Double Dragon Longplay & Gameplay Videos

Watch a full playthrough of Double Dragon on Arcade before you dive in — recommended for getting a feel for the game's pacing, story beats, and difficulty curve.

Watch longplay on YouTube

"Double Dragon" Arcade longplay 1987

External references

Frequently Asked Questions

When was Double Dragon released?

Double Dragon was released in 1987 for the Arcade.

Who developed Double Dragon?

Double Dragon was developed by Technos, available to play in your browser on RetroGameSpace.

How many players does Double Dragon support?

Double Dragon supports up to 2 players, ideal for couch co-op or competitive sessions on the Arcade.

What type of game is Double Dragon?

Double Dragon is a Action game for the Arcade, playable instantly in your browser — no downloads, no installs.

How can I play Double Dragon for free?

Open this page and click "Play Now" — Double Dragon runs free in your browser via WebAssembly emulation. No account, no payment, no installer.

Do I need to download anything to play Double Dragon in the browser?

No. Double Dragon streams from a public archive into a browser-side Arcade emulator. Nothing is installed on your computer.

Can I save my progress in Double Dragon?

Yes. Save states are stored in your browser (IndexedDB) per game, and you can also use any in-game save the original Arcade cartridge supported.

Does Double Dragon work on mobile devices?

Yes — the Arcade emulator runs on iOS Safari and Android Chrome. Touch controls overlay the game; landscape mode is recommended.

Is it legal to play Double Dragon this way?

RetroGameSpace is a transient caching reverse-proxy and does not host first-party copies of Double Dragon. Game files are fetched on demand from publicly-accessible archives. You are responsible for compliance with your local laws and the bring-your-own-ROM principle.

How long does a full run of Double Dragon take?

A complete four-mission run takes roughly 20–35 minutes depending on skill level and how many times players die and retry.

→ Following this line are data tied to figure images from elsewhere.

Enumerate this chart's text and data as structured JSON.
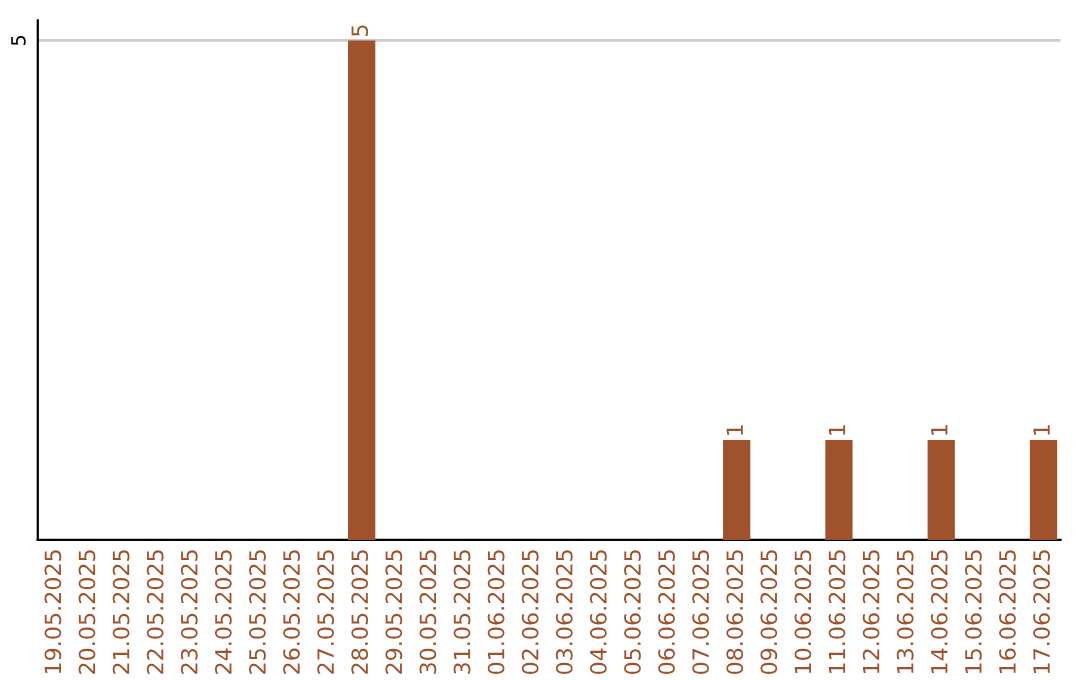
{
  "chart_data": {
    "type": "bar",
    "categories": [
      "19.05.2025",
      "20.05.2025",
      "21.05.2025",
      "22.05.2025",
      "23.05.2025",
      "24.05.2025",
      "25.05.2025",
      "26.05.2025",
      "27.05.2025",
      "28.05.2025",
      "29.05.2025",
      "30.05.2025",
      "31.05.2025",
      "01.06.2025",
      "02.06.2025",
      "03.06.2025",
      "04.06.2025",
      "05.06.2025",
      "06.06.2025",
      "07.06.2025",
      "08.06.2025",
      "09.06.2025",
      "10.06.2025",
      "11.06.2025",
      "12.06.2025",
      "13.06.2025",
      "14.06.2025",
      "15.06.2025",
      "16.06.2025",
      "17.06.2025"
    ],
    "values": [
      0,
      0,
      0,
      0,
      0,
      0,
      0,
      0,
      0,
      5,
      0,
      0,
      0,
      0,
      0,
      0,
      0,
      0,
      0,
      0,
      1,
      0,
      0,
      1,
      0,
      0,
      1,
      0,
      0,
      1
    ],
    "value_labels": [
      null,
      null,
      null,
      null,
      null,
      null,
      null,
      null,
      null,
      "5",
      null,
      null,
      null,
      null,
      null,
      null,
      null,
      null,
      null,
      null,
      "1",
      null,
      null,
      "1",
      null,
      null,
      "1",
      null,
      null,
      "1"
    ],
    "color": "#a0522d",
    "ylim": [
      0,
      5.2
    ],
    "yticks": [
      5
    ],
    "grid": "y"
  }
}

Experienced players who know enemy patterns and weapon locations can clear it closer to 20 minutes, while newcomers will likely spend 30–40 minutes across multiple continues.

Is it worth playing with two players rather than solo?

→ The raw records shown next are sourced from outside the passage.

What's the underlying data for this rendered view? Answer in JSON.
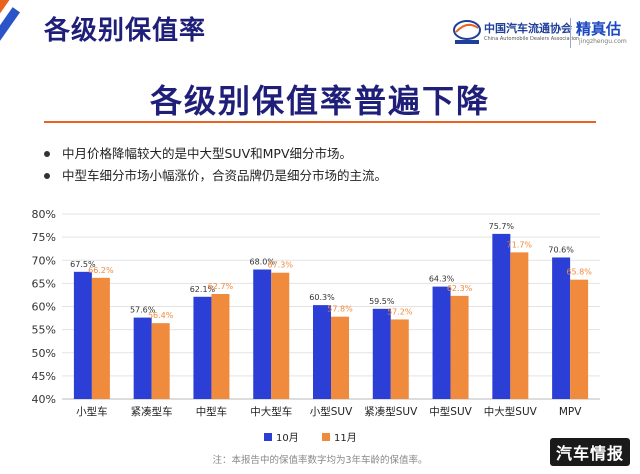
{
  "header": {
    "title": "各级别保值率"
  },
  "logo": {
    "org_cn": "中国汽车流通协会",
    "org_en": "China Automobile Dealers Association",
    "brand_cn": "精真估",
    "brand_en": "jingzhengu.com"
  },
  "slide": {
    "title": "各级别保值率普遍下降",
    "bullets": [
      "中月价格降幅较大的是中大型SUV和MPV细分市场。",
      "中型车细分市场小幅涨价，合资品牌仍是细分市场的主流。"
    ],
    "footnote": "注：本报告中的保值率数字均为3年车龄的保值率。",
    "watermark": "汽车情报"
  },
  "colors": {
    "series_oct": "#2b3fd6",
    "series_nov": "#f08a3c",
    "title": "#1f1f7a",
    "accent": "#e9621f"
  },
  "chart_data": {
    "type": "bar",
    "categories": [
      "小型车",
      "紧凑型车",
      "中型车",
      "中大型车",
      "小型SUV",
      "紧凑型SUV",
      "中型SUV",
      "中大型SUV",
      "MPV"
    ],
    "series": [
      {
        "name": "10月",
        "values": [
          67.5,
          57.6,
          62.1,
          68.0,
          60.3,
          59.5,
          64.3,
          75.7,
          70.6
        ],
        "labels": [
          "67.5%",
          "57.6%",
          "62.1%",
          "68.0%",
          "60.3%",
          "59.5%",
          "64.3%",
          "75.7%",
          "70.6%"
        ]
      },
      {
        "name": "11月",
        "values": [
          66.2,
          56.4,
          62.7,
          67.3,
          57.8,
          57.2,
          62.3,
          71.7,
          65.8
        ],
        "labels": [
          "66.2%",
          "56.4%",
          "62.7%",
          "67.3%",
          "57.8%",
          "57.2%",
          "62.3%",
          "71.7%",
          "65.8%"
        ]
      }
    ],
    "ylim": [
      40,
      80
    ],
    "yticks": [
      "40%",
      "45%",
      "50%",
      "55%",
      "60%",
      "65%",
      "70%",
      "75%",
      "80%"
    ],
    "title": "",
    "xlabel": "",
    "ylabel": "",
    "grid": true,
    "legend": "bottom-center"
  }
}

Two-player co-op is the intended and most rewarding way to play. The game's crowd sizes and enemy aggression are balanced around two fighters, and the cooperative grab-and-strike mechanics only shine with a partner. Solo play is possible but noticeably harder and loses the social dynamic the game was designed around.

What is the biggest mistake new players make?

New players tend to button-mash and rush forward without managing the crowd. Double Dragon rewards patience — letting enemies approach one or two at a time and using the elbow smash or jump kick to control spacing. Running into a group of four enemies without a weapon is a fast way to lose a life.

How difficult is Double Dragon compared to other arcade games of its era?

Double Dragon sits at moderate-to-high difficulty for its time. The first two missions are approachable, but Missions 3 and 4 introduce faster enemies, dynamite throwers, and tighter spaces that demand precise crowd control. With unlimited continues the game is completable, but reaching the end without burning through credits takes practice.